The Dow, S&P500, and Nasdaq index all managed to close the day higher on Tuesday, 01 February 2022, thanks to ongoing bargain hunting following a terrible January. Meanwhile, the ongoing climb was boosted by a strong reaction to recent earnings news.
The Dow Jones Industrial Average index rose 273.38 points, or 0.78 percent, to 35,405.24 at the close of trading. The S&P500 index rose 30.99 points to 4,546.54, up 0.69 percent. The Nasdaq Composite Index increased by 106.12 points, or 0.75 percent, to 14,346.
UPS stock rose after the delivery giant posted better-than-expected fourth-quarter earnings, issued upbeat guidance, and increased its dividend, reports businessstandard.com.
After releasing fourth-quarter profits and announcing a new $10 billion share repurchase program, energy behemoth ExxonMobil saw a big surge to the upside.
Manufacturing PMI Growth In The United States Continues To Slow In January- The Institute for Supply Management reported on Tuesday that the US manufacturing PMI dropped to 57.6 in January from a revised 58.8 in December, while a number above 50 still indicates expansion in the sector.

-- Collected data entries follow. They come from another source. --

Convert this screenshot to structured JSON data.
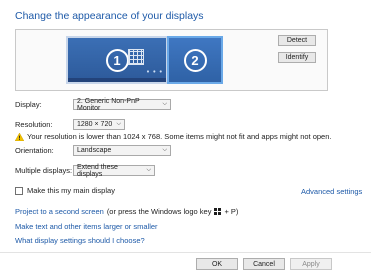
{
  "title": "Change the appearance of your displays",
  "preview": {
    "monitor1_number": "1",
    "monitor2_number": "2",
    "dots": "• • •",
    "detect_label": "Detect",
    "identify_label": "Identify"
  },
  "display": {
    "label": "Display:",
    "value": "2. Generic Non-PnP Monitor"
  },
  "resolution": {
    "label": "Resolution:",
    "value": "1280 × 720"
  },
  "warning": "Your resolution is lower than 1024 x 768. Some items might not fit and apps might not open.",
  "orientation": {
    "label": "Orientation:",
    "value": "Landscape"
  },
  "multiple_displays": {
    "label": "Multiple displays:",
    "value": "Extend these displays"
  },
  "main_display": {
    "label": "Make this my main display",
    "checked": false
  },
  "advanced_settings": "Advanced settings",
  "links": {
    "project_link": "Project to a second screen",
    "project_suffix": "(or press the Windows logo key",
    "project_key": "+ P)",
    "text_size": "Make text and other items larger or smaller",
    "help": "What display settings should I choose?"
  },
  "footer": {
    "ok": "OK",
    "cancel": "Cancel",
    "apply": "Apply"
  },
  "colors": {
    "accent": "#1e5aa8",
    "monitor": "#2d5a9a",
    "selected_border": "#6aa9e8"
  },
  "icons": {
    "warning": "warning-icon",
    "windows": "windows-logo-icon",
    "chevron": "chevron-down-icon"
  }
}
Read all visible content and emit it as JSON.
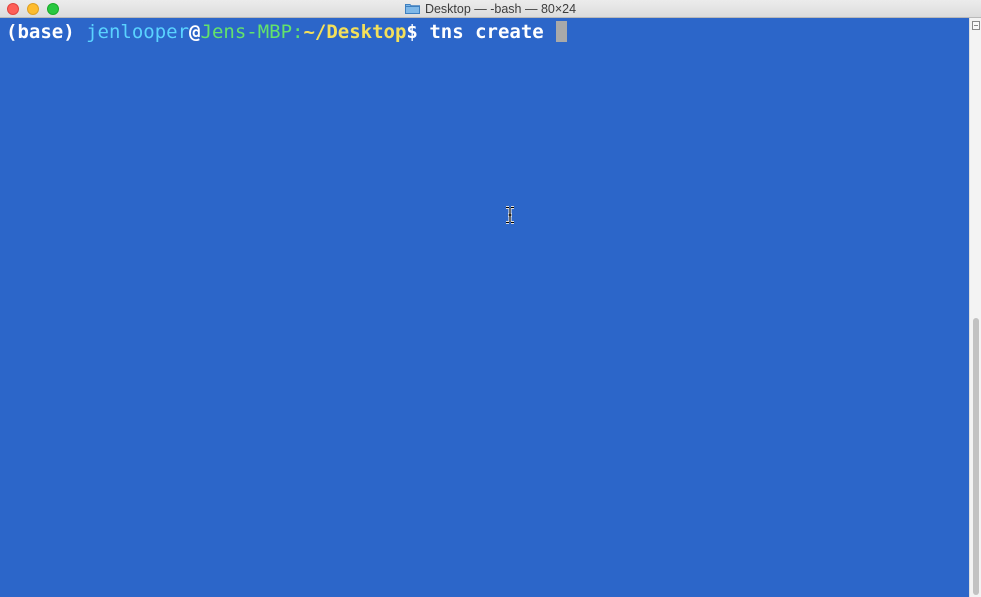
{
  "window": {
    "title": "Desktop — -bash — 80×24",
    "folder_icon": "folder-icon",
    "controls": [
      "close-button",
      "minimize-button",
      "zoom-button"
    ]
  },
  "terminal": {
    "background": "#2c66c9",
    "prompt": {
      "env": "(base)",
      "user": "jenlooper",
      "at": "@",
      "host": "Jens-MBP",
      "colon": ":",
      "path": "~/Desktop",
      "symbol": "$",
      "command": "tns create"
    },
    "colors": {
      "env": "#ffffff",
      "user": "#5ad3ff",
      "host": "#63e36b",
      "path": "#f4e05a",
      "command": "#ffffff"
    }
  }
}
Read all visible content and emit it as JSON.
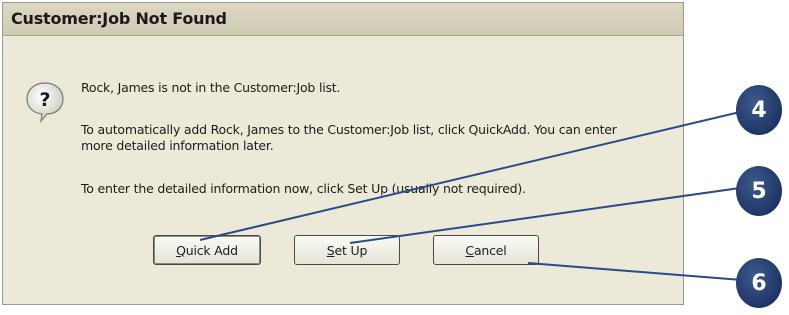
{
  "dialog": {
    "title": "Customer:Job Not Found",
    "messages": [
      "Rock, James is not in the Customer:Job list.",
      "To automatically add Rock, James to the Customer:Job list, click QuickAdd.  You can enter",
      "more detailed information later.",
      "To enter the detailed information now, click Set Up (usually not required)."
    ],
    "buttons": {
      "quick_add": {
        "first": "Q",
        "rest": "uick Add"
      },
      "set_up": {
        "first": "S",
        "rest": "et Up"
      },
      "cancel": {
        "first": "C",
        "rest": "ancel"
      }
    }
  },
  "callouts": [
    "4",
    "5",
    "6"
  ],
  "icons": {
    "dialog_icon": "question-icon"
  },
  "colors": {
    "callout": "#1c3060",
    "line": "#2a4a8a"
  }
}
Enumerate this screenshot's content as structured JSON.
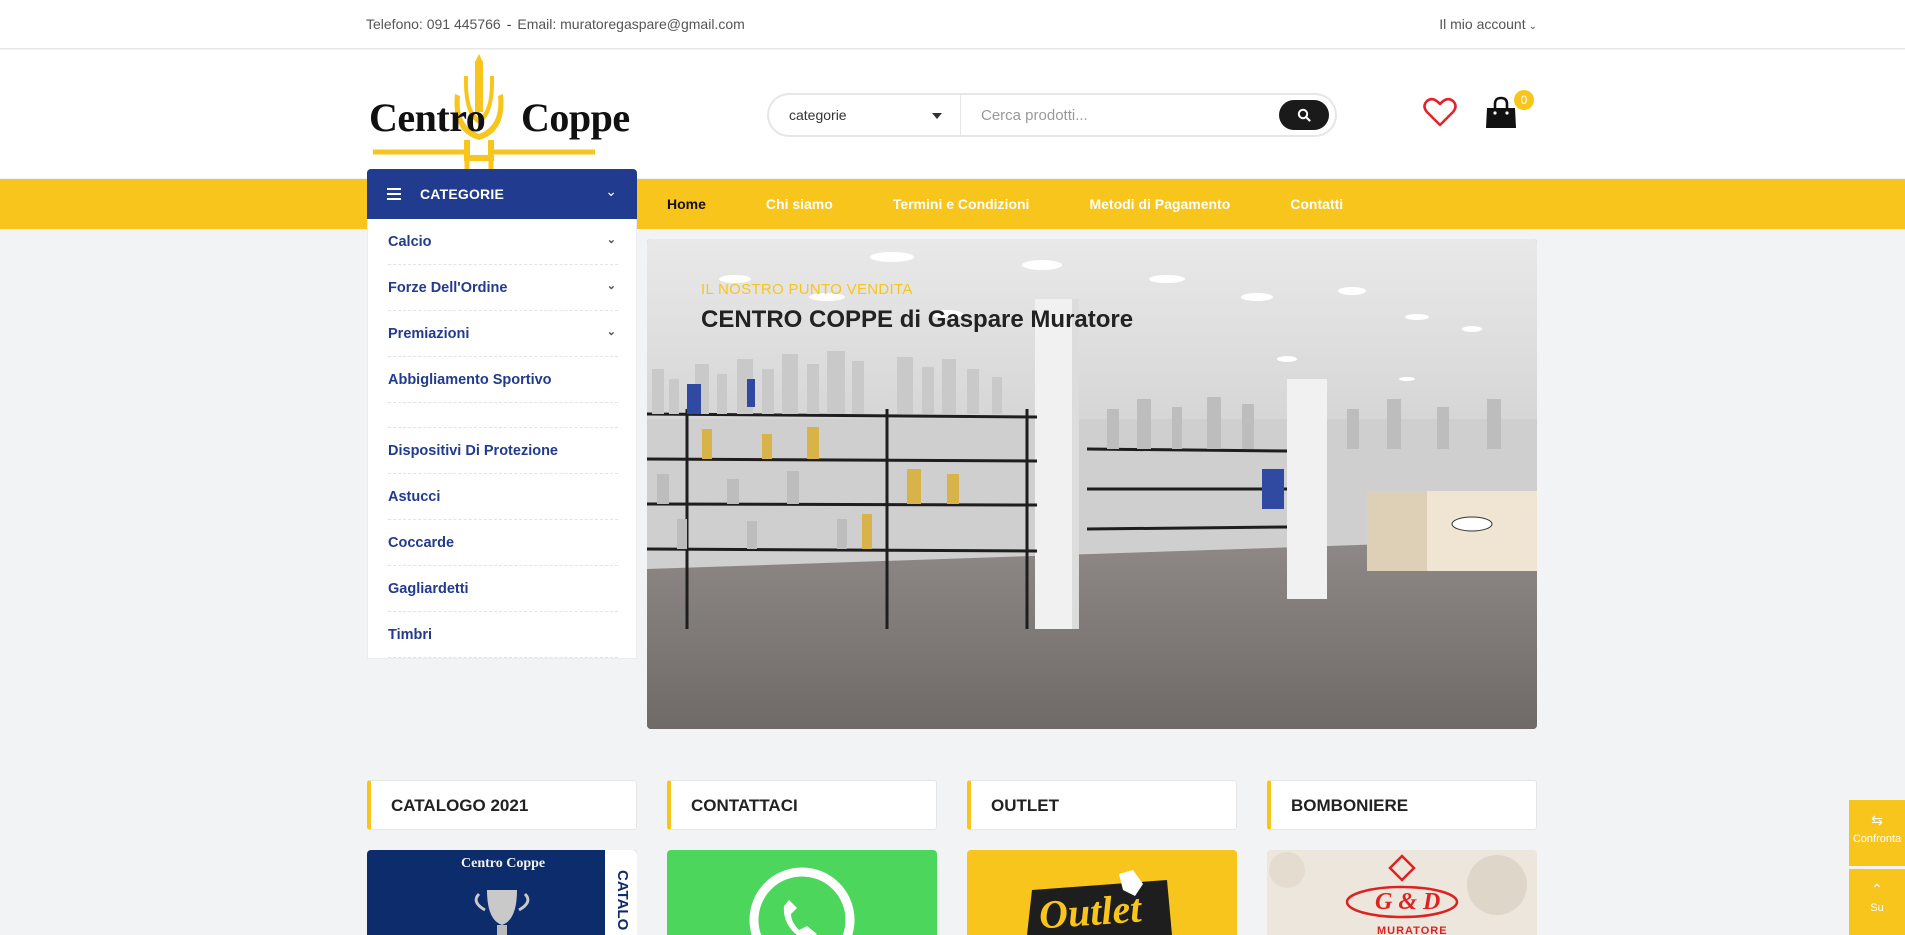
{
  "topbar": {
    "phone": "Telefono: 091 445766",
    "separator": "-",
    "email": "Email: muratoregaspare@gmail.com",
    "account": "Il mio account"
  },
  "logo": {
    "left_word": "Centro",
    "right_word": "Coppe"
  },
  "search": {
    "category": "categorie",
    "placeholder": "Cerca prodotti..."
  },
  "cart": {
    "count": "0"
  },
  "nav": {
    "items": [
      "Home",
      "Chi siamo",
      "Termini e Condizioni",
      "Metodi di Pagamento",
      "Contatti"
    ]
  },
  "categories": {
    "title": "CATEGORIE",
    "items": [
      {
        "label": "Calcio"
      },
      {
        "label": "Forze Dell'Ordine"
      },
      {
        "label": "Premiazioni"
      },
      {
        "label": "Abbigliamento Sportivo"
      },
      {
        "label": ""
      },
      {
        "label": "Dispositivi Di Protezione"
      },
      {
        "label": "Astucci"
      },
      {
        "label": "Coccarde"
      },
      {
        "label": "Gagliardetti"
      },
      {
        "label": "Timbri"
      }
    ]
  },
  "hero": {
    "eyebrow": "IL NOSTRO PUNTO VENDITA",
    "headline": "CENTRO COPPE di Gaspare Muratore"
  },
  "sections": [
    "CATALOGO 2021",
    "CONTATTACI",
    "OUTLET",
    "BOMBONIERE"
  ],
  "tiles": {
    "catalogo_brand": "Centro Coppe",
    "catalogo_side": "CATALO",
    "outlet_word": "Outlet",
    "bomboniere_mono": "G & D",
    "bomboniere_name": "MURATORE"
  },
  "side": {
    "compare": "Confronta",
    "top": "Su"
  },
  "colors": {
    "yellow": "#f8c51c",
    "navy": "#213b8e",
    "dark": "#1a1a1a",
    "wish_red": "#e0242a"
  }
}
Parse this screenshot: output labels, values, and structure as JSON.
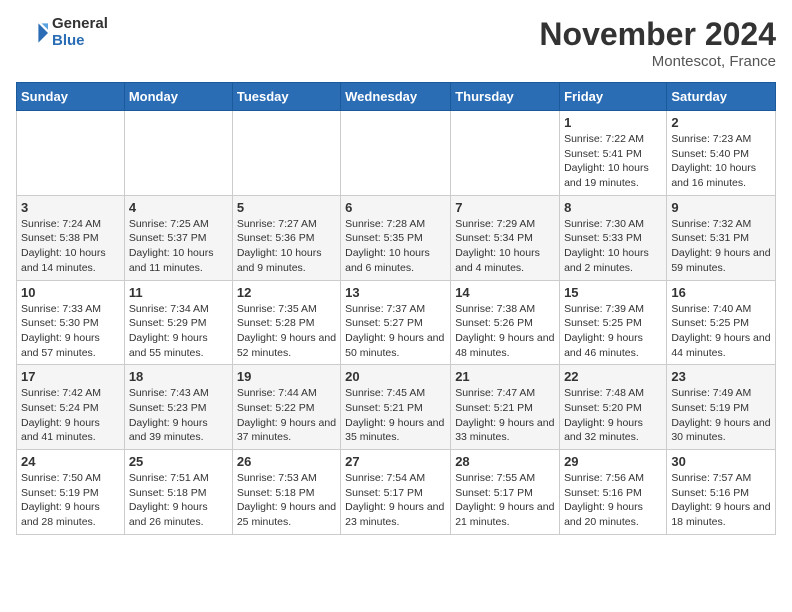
{
  "logo": {
    "general": "General",
    "blue": "Blue"
  },
  "title": "November 2024",
  "location": "Montescot, France",
  "days_of_week": [
    "Sunday",
    "Monday",
    "Tuesday",
    "Wednesday",
    "Thursday",
    "Friday",
    "Saturday"
  ],
  "weeks": [
    [
      {
        "day": "",
        "info": ""
      },
      {
        "day": "",
        "info": ""
      },
      {
        "day": "",
        "info": ""
      },
      {
        "day": "",
        "info": ""
      },
      {
        "day": "",
        "info": ""
      },
      {
        "day": "1",
        "info": "Sunrise: 7:22 AM\nSunset: 5:41 PM\nDaylight: 10 hours and 19 minutes."
      },
      {
        "day": "2",
        "info": "Sunrise: 7:23 AM\nSunset: 5:40 PM\nDaylight: 10 hours and 16 minutes."
      }
    ],
    [
      {
        "day": "3",
        "info": "Sunrise: 7:24 AM\nSunset: 5:38 PM\nDaylight: 10 hours and 14 minutes."
      },
      {
        "day": "4",
        "info": "Sunrise: 7:25 AM\nSunset: 5:37 PM\nDaylight: 10 hours and 11 minutes."
      },
      {
        "day": "5",
        "info": "Sunrise: 7:27 AM\nSunset: 5:36 PM\nDaylight: 10 hours and 9 minutes."
      },
      {
        "day": "6",
        "info": "Sunrise: 7:28 AM\nSunset: 5:35 PM\nDaylight: 10 hours and 6 minutes."
      },
      {
        "day": "7",
        "info": "Sunrise: 7:29 AM\nSunset: 5:34 PM\nDaylight: 10 hours and 4 minutes."
      },
      {
        "day": "8",
        "info": "Sunrise: 7:30 AM\nSunset: 5:33 PM\nDaylight: 10 hours and 2 minutes."
      },
      {
        "day": "9",
        "info": "Sunrise: 7:32 AM\nSunset: 5:31 PM\nDaylight: 9 hours and 59 minutes."
      }
    ],
    [
      {
        "day": "10",
        "info": "Sunrise: 7:33 AM\nSunset: 5:30 PM\nDaylight: 9 hours and 57 minutes."
      },
      {
        "day": "11",
        "info": "Sunrise: 7:34 AM\nSunset: 5:29 PM\nDaylight: 9 hours and 55 minutes."
      },
      {
        "day": "12",
        "info": "Sunrise: 7:35 AM\nSunset: 5:28 PM\nDaylight: 9 hours and 52 minutes."
      },
      {
        "day": "13",
        "info": "Sunrise: 7:37 AM\nSunset: 5:27 PM\nDaylight: 9 hours and 50 minutes."
      },
      {
        "day": "14",
        "info": "Sunrise: 7:38 AM\nSunset: 5:26 PM\nDaylight: 9 hours and 48 minutes."
      },
      {
        "day": "15",
        "info": "Sunrise: 7:39 AM\nSunset: 5:25 PM\nDaylight: 9 hours and 46 minutes."
      },
      {
        "day": "16",
        "info": "Sunrise: 7:40 AM\nSunset: 5:25 PM\nDaylight: 9 hours and 44 minutes."
      }
    ],
    [
      {
        "day": "17",
        "info": "Sunrise: 7:42 AM\nSunset: 5:24 PM\nDaylight: 9 hours and 41 minutes."
      },
      {
        "day": "18",
        "info": "Sunrise: 7:43 AM\nSunset: 5:23 PM\nDaylight: 9 hours and 39 minutes."
      },
      {
        "day": "19",
        "info": "Sunrise: 7:44 AM\nSunset: 5:22 PM\nDaylight: 9 hours and 37 minutes."
      },
      {
        "day": "20",
        "info": "Sunrise: 7:45 AM\nSunset: 5:21 PM\nDaylight: 9 hours and 35 minutes."
      },
      {
        "day": "21",
        "info": "Sunrise: 7:47 AM\nSunset: 5:21 PM\nDaylight: 9 hours and 33 minutes."
      },
      {
        "day": "22",
        "info": "Sunrise: 7:48 AM\nSunset: 5:20 PM\nDaylight: 9 hours and 32 minutes."
      },
      {
        "day": "23",
        "info": "Sunrise: 7:49 AM\nSunset: 5:19 PM\nDaylight: 9 hours and 30 minutes."
      }
    ],
    [
      {
        "day": "24",
        "info": "Sunrise: 7:50 AM\nSunset: 5:19 PM\nDaylight: 9 hours and 28 minutes."
      },
      {
        "day": "25",
        "info": "Sunrise: 7:51 AM\nSunset: 5:18 PM\nDaylight: 9 hours and 26 minutes."
      },
      {
        "day": "26",
        "info": "Sunrise: 7:53 AM\nSunset: 5:18 PM\nDaylight: 9 hours and 25 minutes."
      },
      {
        "day": "27",
        "info": "Sunrise: 7:54 AM\nSunset: 5:17 PM\nDaylight: 9 hours and 23 minutes."
      },
      {
        "day": "28",
        "info": "Sunrise: 7:55 AM\nSunset: 5:17 PM\nDaylight: 9 hours and 21 minutes."
      },
      {
        "day": "29",
        "info": "Sunrise: 7:56 AM\nSunset: 5:16 PM\nDaylight: 9 hours and 20 minutes."
      },
      {
        "day": "30",
        "info": "Sunrise: 7:57 AM\nSunset: 5:16 PM\nDaylight: 9 hours and 18 minutes."
      }
    ]
  ]
}
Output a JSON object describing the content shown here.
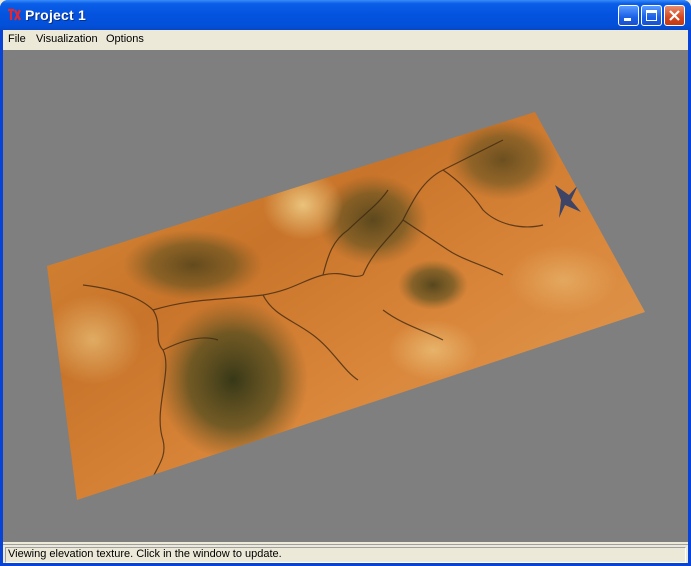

For the third month in a row, the index fell, falling to its lowest level in almost a year.
The headline index continued to fall in January, with the new orders index falling to 57.9 from 61.0 in December and the production index falling to 57.8 from 59.4. The employment index, on the other hand, increased to 54.5 in January from 53.9 in December, indicating a minor acceleration in the rate of job growth, according to the report. The price index also increased to 76.1 in January from 68.2 in December, indicating that price growth has resumed after a significant pause in December.
Construction costs in the United States increased by 0.2 percent. The month of December- The Commerce Department announced on Tuesday that US construction spending increased by 0.2 percent to $1.640 trillion in December, after increasing by 0.6 percent to $1.637 trillion in November. The increase in housing construction came as private construction spending increased by 0.7 percent to $1.293 trillion on an annual basis. Residential construction investment increased by 1.1 percent to $810.3 billion, whereas non-residential construction spending remained almost steady at $482.6 billion. Meanwhile, investment in public buildings fell by 1.6 percent to $347.0 billion on an annual basis, according to the study.